At the weekend demonstration, protesters in Costa Rica’s capital of San José read out the names of all the detained clergy and the dates of their arrests.

Yaritza Mairena is a representative of a union for Nicaraguan political prisoners.

MAIRENA: [Speaking Spanish]

She says here that the regime will not allow the Church to serve as a symbol of unity or a source of criticism.

AUDIO: [Procession]

Orthodox Christmas celebrations — We wrap up today at an Orthodox Christmas procession in Georgia—a country that straddles Eastern Europe and West Asia.

Hundreds of people, dressed in costumes depicting nativity scenes, marched through the streets of Tbilisi on Sunday.

Participants collect donations for orphans during the procession.

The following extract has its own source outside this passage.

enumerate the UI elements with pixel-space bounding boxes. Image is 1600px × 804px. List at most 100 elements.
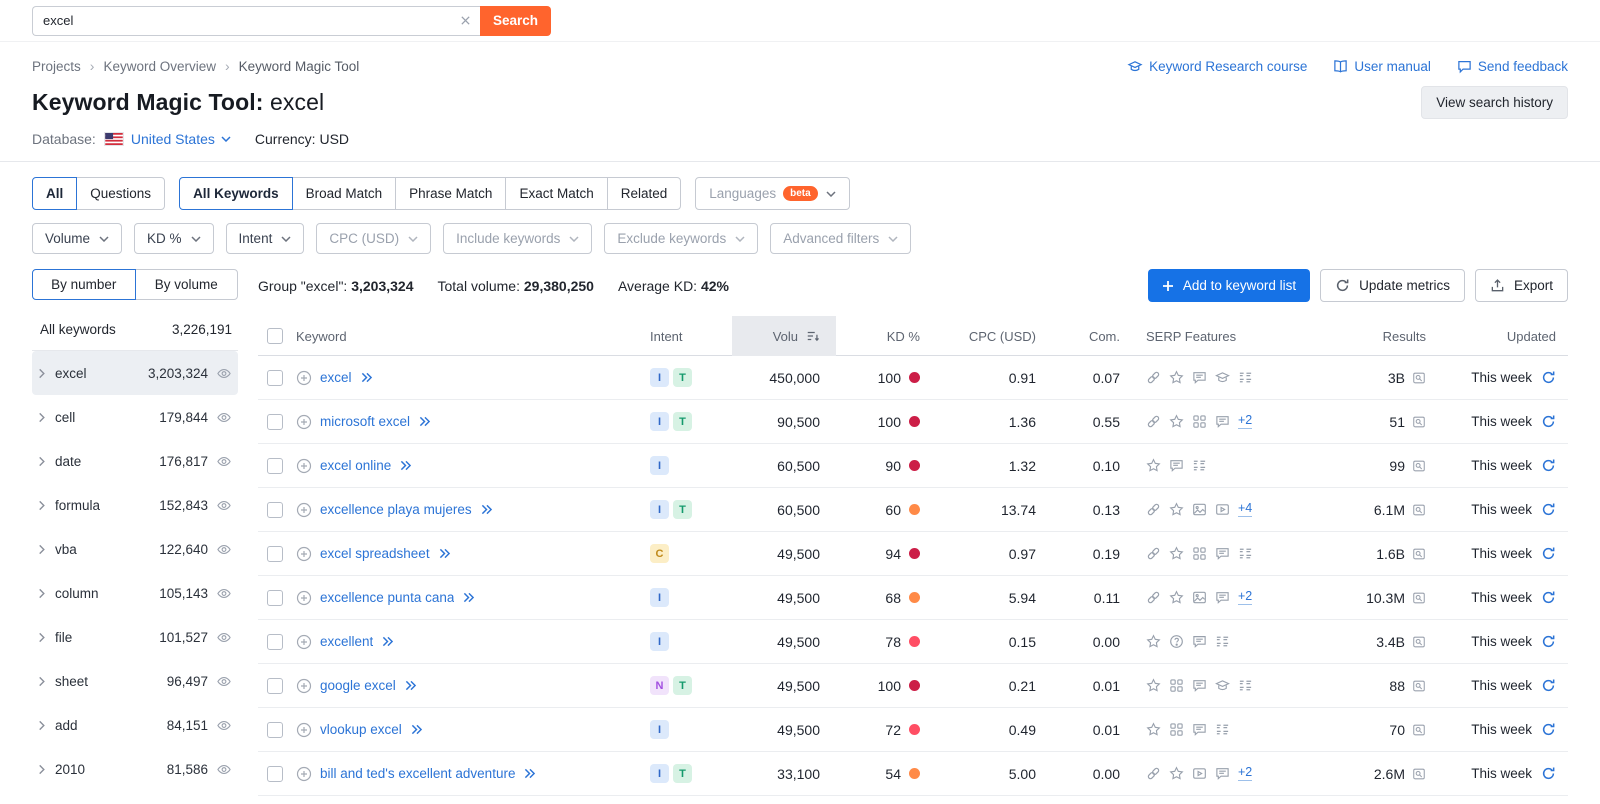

Many Western churches that follow the Gregorian calendar celebrate Christmas on Dec. 25. Orthodox Christians mark the birth of Christ on Jan. 7, keeping with the Julian calendar.

AUDIO: [Church singing]

In Bethlehem, Christians huddled inside the Church of the Nativity for a midnight Mass led by Patriarch Theophilos III. Christians in Gaza City also worshiped together at the Greek Orthodox Church of Saint Porphyrius.

AUDIO: [Singing]

And in Ethiopia, thousands of worshippers prayed outside the Medhane Alem Cathedral in Addis Ababa.

That’s it for today’s WORLD Tour. Reporting for WORLD, I’m Onize Ohikere in Abuja, Nigeria.


WORLD Radio transcripts are created on a rush deadline. This text may not be in its final form and may be updated or revised in the future. Accuracy and availability may vary. The authoritative record of WORLD Radio programming is the audio record.